Remains: Chapman Duncan came here in 1861, settling with a few others on Mukuntuweap Creek, a small tributary of the Virgin River. The colony was part of a southern Utah cotton-growing project ordered by Brigham Young (see Utah’s Dixie). That winter the Virgin River, unpredictable at even the best of times, experienced the Great Flood of 1862, which destroyed most of the settlement along with such other nearby towns as Grafton. Chapman Duncan and most of the other original settlers fled in early 1862 in search of a more stable home, and the families who stayed behind named their village Duncan’s Retreat.
Current Status: Farming in Duncan’s Retreat was a difficult life. The fertile land yielded bumper crops in good years but could be washed away by torrential floods at any time. Of the 11 families living here in 1870, 9 remained in 1880. The next decade was much harsher; by 1891 Duncan’s Retreat was all but deserted. The last known birth in town was in 1895. All that remains of Duncan’s Retreat are some dead fruit trees, an irrigation ditch, and a few graves on the north side of Utah State Route 9 between Virgin and Grafton.
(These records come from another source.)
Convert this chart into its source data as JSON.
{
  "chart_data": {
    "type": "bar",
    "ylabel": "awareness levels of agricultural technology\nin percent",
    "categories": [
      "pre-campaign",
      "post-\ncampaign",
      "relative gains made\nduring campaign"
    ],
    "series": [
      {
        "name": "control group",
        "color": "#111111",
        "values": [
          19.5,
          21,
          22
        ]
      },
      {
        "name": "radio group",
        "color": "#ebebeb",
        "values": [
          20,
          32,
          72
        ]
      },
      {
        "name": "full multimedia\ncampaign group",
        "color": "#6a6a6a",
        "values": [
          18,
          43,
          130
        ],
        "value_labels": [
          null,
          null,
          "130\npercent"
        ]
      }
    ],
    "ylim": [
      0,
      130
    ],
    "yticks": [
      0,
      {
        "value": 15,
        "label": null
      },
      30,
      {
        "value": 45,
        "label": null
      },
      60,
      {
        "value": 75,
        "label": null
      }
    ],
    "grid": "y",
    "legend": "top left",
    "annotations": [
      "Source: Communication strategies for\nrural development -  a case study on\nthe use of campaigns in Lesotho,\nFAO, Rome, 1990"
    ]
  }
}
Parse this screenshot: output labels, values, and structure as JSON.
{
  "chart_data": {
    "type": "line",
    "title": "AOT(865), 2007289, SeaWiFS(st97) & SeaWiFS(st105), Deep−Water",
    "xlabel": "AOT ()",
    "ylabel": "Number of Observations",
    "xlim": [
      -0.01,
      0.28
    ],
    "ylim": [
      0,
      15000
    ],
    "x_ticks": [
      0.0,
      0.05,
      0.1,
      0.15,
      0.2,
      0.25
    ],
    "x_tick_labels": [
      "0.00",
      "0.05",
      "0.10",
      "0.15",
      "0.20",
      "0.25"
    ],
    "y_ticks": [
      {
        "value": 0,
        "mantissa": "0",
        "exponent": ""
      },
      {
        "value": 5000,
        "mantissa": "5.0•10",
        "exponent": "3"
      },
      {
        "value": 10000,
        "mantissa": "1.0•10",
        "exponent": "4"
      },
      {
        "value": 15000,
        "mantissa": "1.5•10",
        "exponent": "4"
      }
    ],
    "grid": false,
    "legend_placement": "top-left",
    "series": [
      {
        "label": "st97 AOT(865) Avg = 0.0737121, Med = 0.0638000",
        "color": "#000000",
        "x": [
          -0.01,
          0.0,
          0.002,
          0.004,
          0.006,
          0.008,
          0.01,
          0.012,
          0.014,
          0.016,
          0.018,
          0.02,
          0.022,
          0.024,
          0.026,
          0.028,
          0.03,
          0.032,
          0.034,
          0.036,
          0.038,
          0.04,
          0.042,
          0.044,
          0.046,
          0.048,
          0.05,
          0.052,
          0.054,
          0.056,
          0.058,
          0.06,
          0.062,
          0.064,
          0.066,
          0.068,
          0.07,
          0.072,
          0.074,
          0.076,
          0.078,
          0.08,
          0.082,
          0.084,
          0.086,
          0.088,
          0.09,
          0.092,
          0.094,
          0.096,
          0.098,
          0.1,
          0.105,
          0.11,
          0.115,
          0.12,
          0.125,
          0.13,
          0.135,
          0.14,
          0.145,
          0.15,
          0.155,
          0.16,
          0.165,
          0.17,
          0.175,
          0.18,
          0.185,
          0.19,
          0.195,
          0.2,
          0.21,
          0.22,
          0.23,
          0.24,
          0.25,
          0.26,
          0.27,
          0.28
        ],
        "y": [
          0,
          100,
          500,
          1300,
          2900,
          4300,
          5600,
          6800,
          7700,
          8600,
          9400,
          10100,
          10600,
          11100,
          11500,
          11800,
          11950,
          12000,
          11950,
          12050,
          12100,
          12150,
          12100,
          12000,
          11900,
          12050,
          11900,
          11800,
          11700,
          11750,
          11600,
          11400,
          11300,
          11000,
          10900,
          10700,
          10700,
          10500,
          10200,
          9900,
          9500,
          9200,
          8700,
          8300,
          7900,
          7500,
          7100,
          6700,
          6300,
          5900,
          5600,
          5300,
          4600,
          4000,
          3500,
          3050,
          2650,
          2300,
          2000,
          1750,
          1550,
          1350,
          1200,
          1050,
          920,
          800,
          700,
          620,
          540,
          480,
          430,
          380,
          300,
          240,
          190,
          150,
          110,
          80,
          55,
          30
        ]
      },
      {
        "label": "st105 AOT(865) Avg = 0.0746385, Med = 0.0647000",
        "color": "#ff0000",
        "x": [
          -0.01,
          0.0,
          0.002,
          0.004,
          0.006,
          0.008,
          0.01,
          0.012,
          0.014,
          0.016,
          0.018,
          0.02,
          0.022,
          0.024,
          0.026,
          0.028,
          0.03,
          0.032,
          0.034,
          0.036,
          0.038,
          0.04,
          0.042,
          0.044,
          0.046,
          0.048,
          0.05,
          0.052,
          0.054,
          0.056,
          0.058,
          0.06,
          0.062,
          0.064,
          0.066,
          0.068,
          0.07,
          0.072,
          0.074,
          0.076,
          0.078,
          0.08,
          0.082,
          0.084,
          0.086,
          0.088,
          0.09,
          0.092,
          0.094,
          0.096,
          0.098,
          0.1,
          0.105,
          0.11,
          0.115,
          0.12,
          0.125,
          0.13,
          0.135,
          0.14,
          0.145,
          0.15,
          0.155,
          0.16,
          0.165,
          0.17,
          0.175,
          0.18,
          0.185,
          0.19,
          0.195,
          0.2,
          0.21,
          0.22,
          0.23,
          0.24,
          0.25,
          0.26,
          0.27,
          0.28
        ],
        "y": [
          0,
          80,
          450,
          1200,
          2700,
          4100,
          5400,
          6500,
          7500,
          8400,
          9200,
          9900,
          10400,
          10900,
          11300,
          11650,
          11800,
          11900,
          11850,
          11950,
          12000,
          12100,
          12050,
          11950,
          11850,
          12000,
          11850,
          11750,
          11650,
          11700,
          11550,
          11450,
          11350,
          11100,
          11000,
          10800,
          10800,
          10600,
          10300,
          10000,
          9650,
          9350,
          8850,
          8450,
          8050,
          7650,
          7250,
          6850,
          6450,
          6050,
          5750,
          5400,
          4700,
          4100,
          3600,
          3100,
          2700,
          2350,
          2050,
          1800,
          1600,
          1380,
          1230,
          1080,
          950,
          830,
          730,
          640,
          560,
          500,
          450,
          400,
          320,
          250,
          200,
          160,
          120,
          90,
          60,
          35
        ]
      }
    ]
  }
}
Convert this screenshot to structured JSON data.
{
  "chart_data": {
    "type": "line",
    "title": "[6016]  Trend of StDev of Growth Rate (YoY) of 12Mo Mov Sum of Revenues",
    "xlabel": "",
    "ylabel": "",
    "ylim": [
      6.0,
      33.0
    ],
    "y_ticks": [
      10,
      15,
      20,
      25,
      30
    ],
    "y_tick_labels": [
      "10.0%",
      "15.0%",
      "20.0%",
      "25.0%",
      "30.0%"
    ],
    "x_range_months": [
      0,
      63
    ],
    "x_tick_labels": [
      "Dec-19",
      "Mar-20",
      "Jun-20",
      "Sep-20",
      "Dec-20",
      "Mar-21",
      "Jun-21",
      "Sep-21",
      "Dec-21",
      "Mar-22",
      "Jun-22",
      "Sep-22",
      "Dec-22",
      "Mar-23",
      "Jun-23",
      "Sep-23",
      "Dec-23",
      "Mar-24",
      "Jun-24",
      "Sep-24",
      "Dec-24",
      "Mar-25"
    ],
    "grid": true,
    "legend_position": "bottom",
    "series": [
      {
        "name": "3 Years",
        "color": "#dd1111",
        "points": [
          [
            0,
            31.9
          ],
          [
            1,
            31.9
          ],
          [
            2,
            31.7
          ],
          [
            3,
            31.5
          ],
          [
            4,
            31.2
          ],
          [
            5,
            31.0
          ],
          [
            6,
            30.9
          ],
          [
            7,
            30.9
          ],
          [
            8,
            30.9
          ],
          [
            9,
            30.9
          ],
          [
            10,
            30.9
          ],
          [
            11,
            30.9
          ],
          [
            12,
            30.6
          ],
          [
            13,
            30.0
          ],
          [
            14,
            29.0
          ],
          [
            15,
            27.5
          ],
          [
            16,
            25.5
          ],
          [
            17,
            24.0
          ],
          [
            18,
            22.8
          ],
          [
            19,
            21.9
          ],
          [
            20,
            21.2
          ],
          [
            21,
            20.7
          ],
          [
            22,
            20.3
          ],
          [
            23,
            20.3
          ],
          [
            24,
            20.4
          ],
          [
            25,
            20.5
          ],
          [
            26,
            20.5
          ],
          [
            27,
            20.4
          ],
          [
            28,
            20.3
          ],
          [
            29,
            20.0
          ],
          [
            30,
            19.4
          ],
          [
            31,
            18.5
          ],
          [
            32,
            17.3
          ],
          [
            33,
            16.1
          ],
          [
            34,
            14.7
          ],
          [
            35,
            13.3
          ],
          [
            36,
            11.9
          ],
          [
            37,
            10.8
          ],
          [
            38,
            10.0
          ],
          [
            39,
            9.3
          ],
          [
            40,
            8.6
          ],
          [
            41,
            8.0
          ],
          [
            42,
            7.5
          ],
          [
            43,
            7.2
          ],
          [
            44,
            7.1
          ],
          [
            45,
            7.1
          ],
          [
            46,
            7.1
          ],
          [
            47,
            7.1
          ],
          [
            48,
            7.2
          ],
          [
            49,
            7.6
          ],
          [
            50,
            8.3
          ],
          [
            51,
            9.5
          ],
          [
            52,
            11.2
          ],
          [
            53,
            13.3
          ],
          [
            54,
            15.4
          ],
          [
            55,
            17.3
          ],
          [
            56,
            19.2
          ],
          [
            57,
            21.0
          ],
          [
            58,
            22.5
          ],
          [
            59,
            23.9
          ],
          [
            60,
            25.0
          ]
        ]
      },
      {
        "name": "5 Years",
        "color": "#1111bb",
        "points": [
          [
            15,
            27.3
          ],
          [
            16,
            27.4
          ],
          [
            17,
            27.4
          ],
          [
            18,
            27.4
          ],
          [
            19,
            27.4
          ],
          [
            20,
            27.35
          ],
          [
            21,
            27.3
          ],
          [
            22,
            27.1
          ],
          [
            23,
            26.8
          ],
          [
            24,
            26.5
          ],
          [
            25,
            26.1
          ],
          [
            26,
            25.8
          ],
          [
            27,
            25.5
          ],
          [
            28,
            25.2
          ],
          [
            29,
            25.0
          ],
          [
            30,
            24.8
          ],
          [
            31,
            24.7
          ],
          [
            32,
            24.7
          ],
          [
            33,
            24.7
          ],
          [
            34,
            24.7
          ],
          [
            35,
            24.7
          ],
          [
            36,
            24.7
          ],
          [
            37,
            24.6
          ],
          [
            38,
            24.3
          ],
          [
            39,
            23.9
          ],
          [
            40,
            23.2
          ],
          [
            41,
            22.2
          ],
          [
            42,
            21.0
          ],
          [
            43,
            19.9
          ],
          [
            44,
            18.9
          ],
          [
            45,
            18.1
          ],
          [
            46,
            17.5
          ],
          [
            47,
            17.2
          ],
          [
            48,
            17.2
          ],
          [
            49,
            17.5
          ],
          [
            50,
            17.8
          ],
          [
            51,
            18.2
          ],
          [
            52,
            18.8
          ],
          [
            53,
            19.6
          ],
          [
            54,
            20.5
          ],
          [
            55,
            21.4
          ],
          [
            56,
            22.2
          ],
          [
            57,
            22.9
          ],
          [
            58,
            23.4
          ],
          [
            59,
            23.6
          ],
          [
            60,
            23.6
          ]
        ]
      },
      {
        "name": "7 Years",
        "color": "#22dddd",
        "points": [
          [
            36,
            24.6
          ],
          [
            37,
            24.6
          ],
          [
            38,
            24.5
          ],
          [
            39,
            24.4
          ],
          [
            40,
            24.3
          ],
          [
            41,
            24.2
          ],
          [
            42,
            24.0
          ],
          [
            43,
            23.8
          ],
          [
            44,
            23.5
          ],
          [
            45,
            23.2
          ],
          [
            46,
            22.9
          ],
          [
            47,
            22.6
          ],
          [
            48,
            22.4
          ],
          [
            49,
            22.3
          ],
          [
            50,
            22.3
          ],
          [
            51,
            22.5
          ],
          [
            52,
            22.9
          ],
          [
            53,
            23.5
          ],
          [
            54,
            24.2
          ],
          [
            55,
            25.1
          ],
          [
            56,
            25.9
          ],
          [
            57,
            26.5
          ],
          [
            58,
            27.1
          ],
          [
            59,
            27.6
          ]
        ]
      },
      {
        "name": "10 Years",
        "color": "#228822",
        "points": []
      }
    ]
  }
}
Remarks: More settlers took the place of the departing pioneers, and by the end of 1862, Duncan’s Retreat had a population of about 70. They planted crops and orchards, producing large harvests in the years the river did not flood. Cotton, corn, wheat, and sorghum grew particularly well. A post office was established here in 1863, and a schoolhouse in 1864. In 1866, when the Black Hawk War caused widespread fear of Indian attacks, the town was evacuated to Virgin, although farmers returned to Duncan’s Retreat each day to work their fields. Residents moved back permanently in 1868.